L’ensemble de l’œuvre de Pitseolak Ashoona, sa diversité et sa profondeur, sont le fruit de deux décennies d’efforts soutenus et d’énergie créative considérable. Une des premières Inuites à créer des images représentant le mode de vie traditionnel de son peuple, Pitseolak contribue à la constitution d’une forme d’art inuit qui connaîtra un grand succès populaire et commercial à l’échelle du globe. En même temps, ses œuvres jouent un rôle clé dans la transmission des valeurs et du savoir traditionnels inuits. Au-delà de ses propres réalisations, elle exercera une influence sur plusieurs générations d’artistes inuits, nous laissant un legs important et durable.
Une pionnière de l’art inuit
Pitseolak Ashoona fait partie de la première génération à créer de l’art inuit moderne, qui représente la plus récente phase de l’expression esthétique distincte de ce peuple dont les origines, qui remontent plusieurs millénaires, peuvent être retracées aux populations de l’Arctique canadien, les Sivullirmiut (premier peuple) et les Thuléens (ancêtres des Inuits). Au milieu du vingtième siècle, la sculpture, le dessin et la gravure, de même que le travail sur tissu, sont introduits au sein des collectivités inuites. Il s’agit de créer des incitatifs économiques avec l’appui de diverses agences gouvernementales. Pour les Inuits, ces formes d’art sont sans précédent, tout comme le complexe concours de circonstances résultant des changements rapides auxquels donne lieu l’intervention du gouvernement dans le Nord. Le succès critique et commercial que rencontre l’art inuit contemporain repose sur les fondations établies durant cette période par les artistes de la génération de Pitseolak.
La popularité que connaissent au Canada et à l’étranger les gravures en provenance de Cape Dorset, en particulier, entraîne un intérêt croissant pour l’art inuit dans les années 1960 et 1970. Le travail de Pitseolak, de par sa représentation de la culture inuite et son attrait esthétique, permet de bien ancrer l’art inuit dans la psyché canadienne, grâce à de nombreuses expositions et à la vaste diffusion de reproductions dans des publications. Par ailleurs, le succès des estampes basées sur les dessins de Pitseolak et de ses contemporains contribue à la renaissance de la gravure qui a lieu partout au Canada dans les années 1970, un fait rarement mentionné dans le contexte plus vaste de l’histoire de l’art.
Inuit qaujimajatuqangit
Inuit qaujimajatuqangit est une phrase employée en langue inuktitut pour décrire les valeurs et le savoir traditionnels; la traduction directe en serait : « ce que les Inuits ont toujours tenu pour vrai ». Les dessins de Pitseolak sont d’une grande importance, tant parce qu’ils transmettent cet inuit qaujimajatuqangit que pour la fierté que ces valeurs et ce savoir communs inculquent à sa collectivité. Pitseolak comprend le pouvoir de communication de l’art; elle comprend également que ses dessins présentent la culture intellectuelle, spirituelle et materielle des Inuits à l’ensemble du Canada et à travers le monde. La dimension didactique de son art est le produit de son désir de communiquer aux autres, qu’il s’agisse de non-Inuits ou des générations futures d’Inuits, un mode de vie qu’elle a elle-même connu. Comme le confirme son fils Kiugak Ashoona (1933-2014), « Les dessins de ma mère illustrent précisément notre mode de vie en tant qu’Inuits dans la région de Netsilik. » Dans Pictures Out of My Life (1971), Pitseolak décrit en détail la vie quotidienne des Inuits et le grand nombre de compétences qu’une telle existence exigeait, que ce soit l’art d’attraper des oiseaux ou de confectionner des vêtements, des kayaks et des abris à partir de peaux.

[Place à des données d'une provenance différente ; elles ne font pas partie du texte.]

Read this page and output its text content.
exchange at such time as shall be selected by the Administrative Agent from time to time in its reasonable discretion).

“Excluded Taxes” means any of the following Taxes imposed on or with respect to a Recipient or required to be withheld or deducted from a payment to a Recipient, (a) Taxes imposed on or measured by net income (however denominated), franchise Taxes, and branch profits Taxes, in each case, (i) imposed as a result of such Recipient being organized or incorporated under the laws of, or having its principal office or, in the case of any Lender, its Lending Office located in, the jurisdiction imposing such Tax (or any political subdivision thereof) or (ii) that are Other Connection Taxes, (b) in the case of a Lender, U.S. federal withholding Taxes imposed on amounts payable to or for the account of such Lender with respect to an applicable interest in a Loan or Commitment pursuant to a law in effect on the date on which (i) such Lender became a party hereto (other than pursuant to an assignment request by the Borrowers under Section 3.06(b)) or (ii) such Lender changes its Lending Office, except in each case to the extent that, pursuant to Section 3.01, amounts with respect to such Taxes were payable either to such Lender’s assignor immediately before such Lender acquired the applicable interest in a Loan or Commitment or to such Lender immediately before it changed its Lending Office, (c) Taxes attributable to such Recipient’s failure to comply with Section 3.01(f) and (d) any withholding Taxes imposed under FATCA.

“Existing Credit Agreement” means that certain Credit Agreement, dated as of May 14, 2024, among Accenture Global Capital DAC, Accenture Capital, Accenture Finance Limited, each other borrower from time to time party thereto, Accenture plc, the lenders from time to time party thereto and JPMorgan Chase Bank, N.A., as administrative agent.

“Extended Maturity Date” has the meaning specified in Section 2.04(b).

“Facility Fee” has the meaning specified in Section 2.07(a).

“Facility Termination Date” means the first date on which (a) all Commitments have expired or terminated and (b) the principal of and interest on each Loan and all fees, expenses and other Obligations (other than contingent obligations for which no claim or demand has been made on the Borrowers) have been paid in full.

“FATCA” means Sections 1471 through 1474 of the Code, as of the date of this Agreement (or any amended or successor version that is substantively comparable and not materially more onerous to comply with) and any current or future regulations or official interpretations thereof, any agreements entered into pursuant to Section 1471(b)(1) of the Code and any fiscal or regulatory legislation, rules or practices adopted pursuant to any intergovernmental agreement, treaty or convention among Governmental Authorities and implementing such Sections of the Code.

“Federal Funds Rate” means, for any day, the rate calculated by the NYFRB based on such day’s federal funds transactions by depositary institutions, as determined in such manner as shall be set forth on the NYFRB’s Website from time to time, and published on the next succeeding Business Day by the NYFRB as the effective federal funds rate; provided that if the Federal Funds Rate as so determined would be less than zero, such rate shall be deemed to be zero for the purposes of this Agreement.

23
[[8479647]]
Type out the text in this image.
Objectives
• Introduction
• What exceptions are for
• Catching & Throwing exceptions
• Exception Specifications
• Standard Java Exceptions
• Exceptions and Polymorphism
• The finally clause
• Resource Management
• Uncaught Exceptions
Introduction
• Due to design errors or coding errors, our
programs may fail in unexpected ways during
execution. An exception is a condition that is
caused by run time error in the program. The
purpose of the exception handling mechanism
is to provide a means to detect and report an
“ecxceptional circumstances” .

Pitseolak choisit de ne pas trop s’attarder sur les rigueurs de la vie dans les campements, ni sur la transition difficile vers un mode de vie sédentaire dans les collectivités de l’Arctique. Si les artistes inuits d’aujourd’hui formulent désormais des commentaires sociaux et politiques par le biais de leur art, à l’époque de Pitseolak, il s’agit plutôt de se concentrer sur les vertus de la vie traditionnelle dans les campements, et d’ainsi transmettre un savoir dont ils craignent qu’il pourrait autrement disparaître.
Les représentations culturelles iconiques que produisent les premiers artistes inuits ne tardent pas à devenir des thèmes que développeront les générations subséquentes. Non seulement Pitseolak contribue-t-elle à établir ce vocabulaire visuel, mais elle jette aussi les bases de l’exploration de nouveaux sujets grâce à la nature autobiographique de son œuvre. Cette influence critique peut être décelée chez sa fille Napachie Pootoogook (1938-2002), puis chez sa petite-fille Annie Pootoogook (1969-2016), dont le travail autobiographique a redéfini l’art inuit contemporain.
Une des perceptions les plus communes au sujet de l’art inuit de l’époque de Pitseolak voudrait que les artistes n’aient pas tendance à se représenter, ni à représenter leurs familles ou les événements de leur vie. Au cours de la première décennie de sa pratique artistique, Pitseolak a la réputation de représenter « l’ancien mode de vie »; bien que son travail soit culturellement spécifique et fidèle, il n’est pas attendu qu’elle aborde ses expériences personnelles par le biais de son œuvre. Suivant la publication de Pictures Out of My Life en 1971, on reconnaît pour la première fois le contenu autobiographique de ses dessins. À la fin de sa vie, cette dimension de son œuvre est clairement établie. Jean Blodgett, l’éminente historienne de l’art et ancienne conservatrice de la Winnipeg Art Gallery, relève cette nouvelle perspective dans Grasp Tight the Old Ways (1983) : « Plusieurs des œuvres de Pitseolak sont imbues d’un élément très personnel, qui illustre de véritables personnes et événements de son passé, comme elle s’en souvient. »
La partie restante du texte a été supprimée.